George and Gracie Example
George dies owning a deferred annuity worth $1 million, with a cost basis of $500,000. If George's wife, Gracie, is the named beneficiary, she has four payout options available:
- She can take the death benefit as a lump sum.
- She can take the death benefit over five years (IRC Sec. 72[s][1][B]).
- She can take the death benefit as an annuity over a period not extending beyond her lifetime (IRC Sec. 72[s][2]).
- As the surviving spouse of the annuity owner, she can elect to treat that contract as though she were the original owner, and continue tax deferral (IRC Sec. 72[s][3]).

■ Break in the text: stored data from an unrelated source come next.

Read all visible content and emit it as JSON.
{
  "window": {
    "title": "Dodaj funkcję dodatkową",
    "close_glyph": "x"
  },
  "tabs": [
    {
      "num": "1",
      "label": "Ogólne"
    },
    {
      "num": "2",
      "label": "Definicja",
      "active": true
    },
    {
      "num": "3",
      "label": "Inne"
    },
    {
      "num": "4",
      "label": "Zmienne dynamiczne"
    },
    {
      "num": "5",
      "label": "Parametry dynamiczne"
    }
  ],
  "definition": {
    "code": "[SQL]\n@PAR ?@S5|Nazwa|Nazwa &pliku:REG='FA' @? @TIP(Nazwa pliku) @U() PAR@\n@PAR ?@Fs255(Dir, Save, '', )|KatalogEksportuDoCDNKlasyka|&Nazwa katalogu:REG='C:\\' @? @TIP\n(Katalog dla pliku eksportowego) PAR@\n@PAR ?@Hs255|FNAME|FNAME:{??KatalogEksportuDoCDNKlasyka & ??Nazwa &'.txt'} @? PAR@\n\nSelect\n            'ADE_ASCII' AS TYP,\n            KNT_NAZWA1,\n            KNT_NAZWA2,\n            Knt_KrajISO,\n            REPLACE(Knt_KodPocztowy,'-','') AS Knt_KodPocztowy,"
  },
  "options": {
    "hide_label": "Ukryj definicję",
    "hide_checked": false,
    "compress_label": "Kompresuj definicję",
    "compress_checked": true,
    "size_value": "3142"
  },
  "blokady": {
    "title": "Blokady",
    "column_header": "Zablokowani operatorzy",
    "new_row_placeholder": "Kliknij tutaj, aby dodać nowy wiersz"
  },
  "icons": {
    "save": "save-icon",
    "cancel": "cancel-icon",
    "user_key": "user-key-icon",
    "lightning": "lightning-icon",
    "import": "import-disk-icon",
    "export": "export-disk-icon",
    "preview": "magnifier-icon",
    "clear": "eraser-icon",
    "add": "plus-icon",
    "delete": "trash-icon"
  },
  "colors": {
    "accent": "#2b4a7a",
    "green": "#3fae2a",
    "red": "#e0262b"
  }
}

If George had named a trust as beneficiary - even his own revocable living trust, and even if Gracie were the successor trustee and sole beneficiary - Gracie would lose the last two options!
This is how the IRS and nearly all annuity issuers interpret the rules of IRC Sec. 72(s). Very few insurers would permit Gracie, as trustee of the trust named as beneficiary, to elect payment as an annuity over a period not extending beyond the lifetime of the oldest trust beneficiary. Those insurers are relying upon an interpretation of Congress' apparent intent in passing Sec. 72(s) that may be entirely valid, but for which there is no explicit authority in the Internal Revenue Code or Regulations. For a more detailed analysis of this and related issues, see Olsen and Kices, The Annuity Advisor (National Underwriter Co., 2nd ed., 2009).